The FCC voted in favor of the new Net Neutrality rules on February 26. The rules essentially forbid broadband providers from selectively blocking or slowing Web content; and propose the reclassification of broadband as a regulated, common-carrier service under the 1934 Communications Act.
Though FCC Chairman Tom Wheeler – who proposed the new Net Neutrality rules – claims that the new rules have broad support, some Republican members of the Senate Commerce, Science and Transportation Committee voiced their criticism of the new rules during a hearing on Wednesday.

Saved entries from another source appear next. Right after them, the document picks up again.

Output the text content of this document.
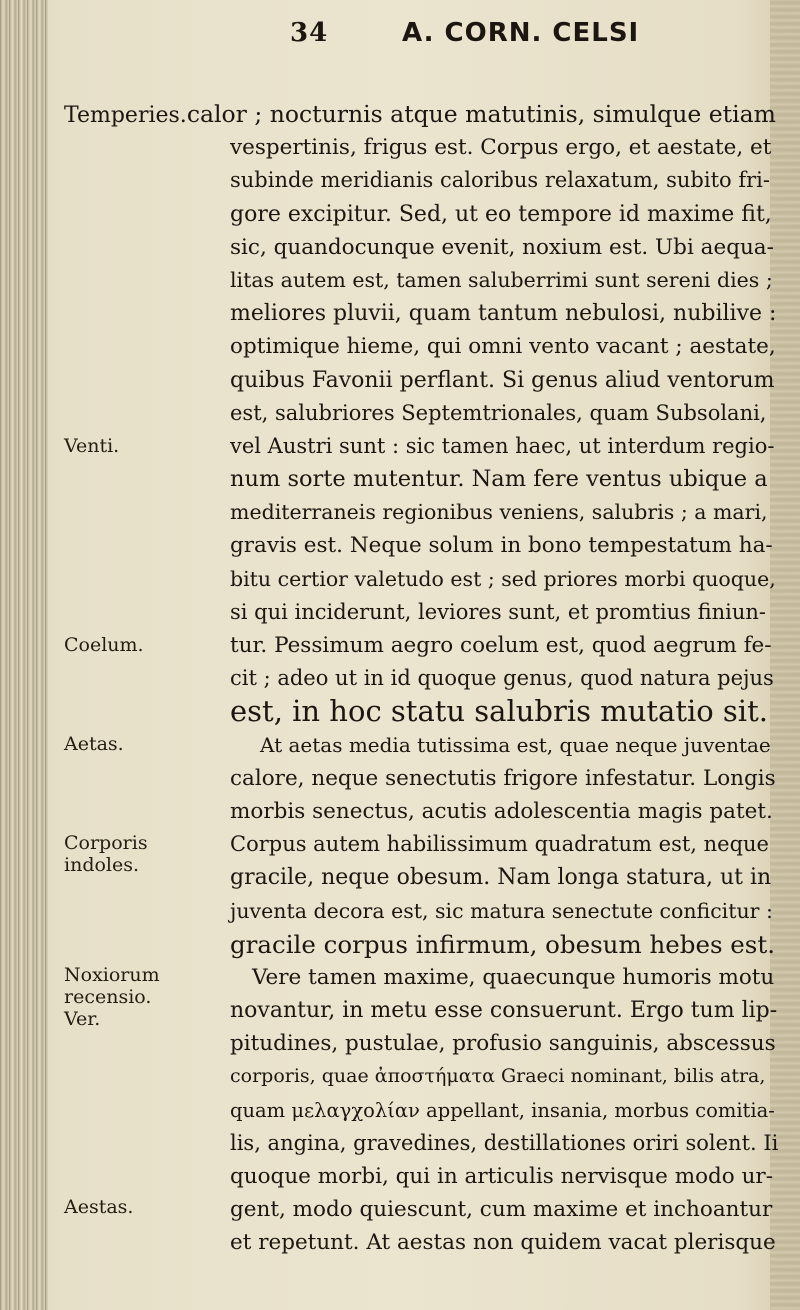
34	A. CORN. CELSI
Temperies.calor ; nocturnis atque matutinis, simulque etiam
Venti.
Coelum.
Aetas.
Corporis indoles.
Noxiorum recensio. Ver.
Aestas.
vespertinis, frigus est. Corpus ergo, et aestate, et
subinde meridianis caloribus relaxatum, subito fri-
gore excipitur. Sed, ut eo tempore id maxime fit,
sic, quandocunque evenit, noxium est. Ubi aequa-
litas autem est, tamen saluberrimi sunt sereni dies ;
meliores pluvii, quam tantum nebulosi, nubilive :
optimique hieme, qui omni vento vacant ; aestate,
quibus Favonii perflant. Si genus aliud ventorum
est, salubriores Septemtrionales, quam Subsolani,
vel Austri sunt : sic tamen haec, ut interdum regio-
num sorte mutentur. Nam fere ventus ubique a
mediterraneis regionibus veniens, salubris ; a mari,
gravis est. Neque solum in bono tempestatum ha-
bitu certior valetudo est ; sed priores morbi quoque,
si qui inciderunt, leviores sunt, et promtius finiun-
tur. Pessimum aegro coelum est, quod aegrum fe-
cit ; adeo ut in id quoque genus, quod natura pejus
est, in hoc statu salubris mutatio sit.
At aetas media tutissima est, quae neque juventae
calore, neque senectutis frigore infestatur. Longis
morbis senectus, acutis adolescentia magis patet.
Corpus autem habilissimum quadratum est, neque
gracile, neque obesum. Nam longa statura, ut in
juventa decora est, sic matura senectute conficitur :
gracile corpus infirmum, obesum hebes est.
Vere tamen maxime, quaecunque humoris motu
novantur, in metu esse consuerunt. Ergo tum lip-
pitudines, pustulae, profusio sanguinis, abscessus
corporis, quae ἀποστήματα Graeci nominant, bilis atra,
quam μελαγχολίαν appellant, insania, morbus comitia-
lis, angina, gravedines, destillationes oriri solent. Ii
quoque morbi, qui in articulis nervisque modo ur-
gent, modo quiescunt, cum maxime et inchoantur
et repetunt. At aestas non quidem vacat plerisque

Opposing the FCC’s new Net Neutrality rules, Committee Chairman Senator John Thune - a South Dakota Republican – said that the broadband reclassification as a common-carrier service will subject broadband providers to the requirement that they offer their services at "just and reasonable" rates. As such, even though the FCC does not plan to regulate broadband rates, customers may come up with complaints of ‘unreasonable’ subscription fees; thereby prompting an investigation by the FCC.
With the Committee expressing the opinion that the new Net Neutrality rules will probably be challenged in the court, and will likely not survive the challenge, Thune said that broadband reclassification under the 1934 Communications Act makes the FCC an "unpredictable agency as it struggles to operate under legal authority that was designed nearly 100 years ago."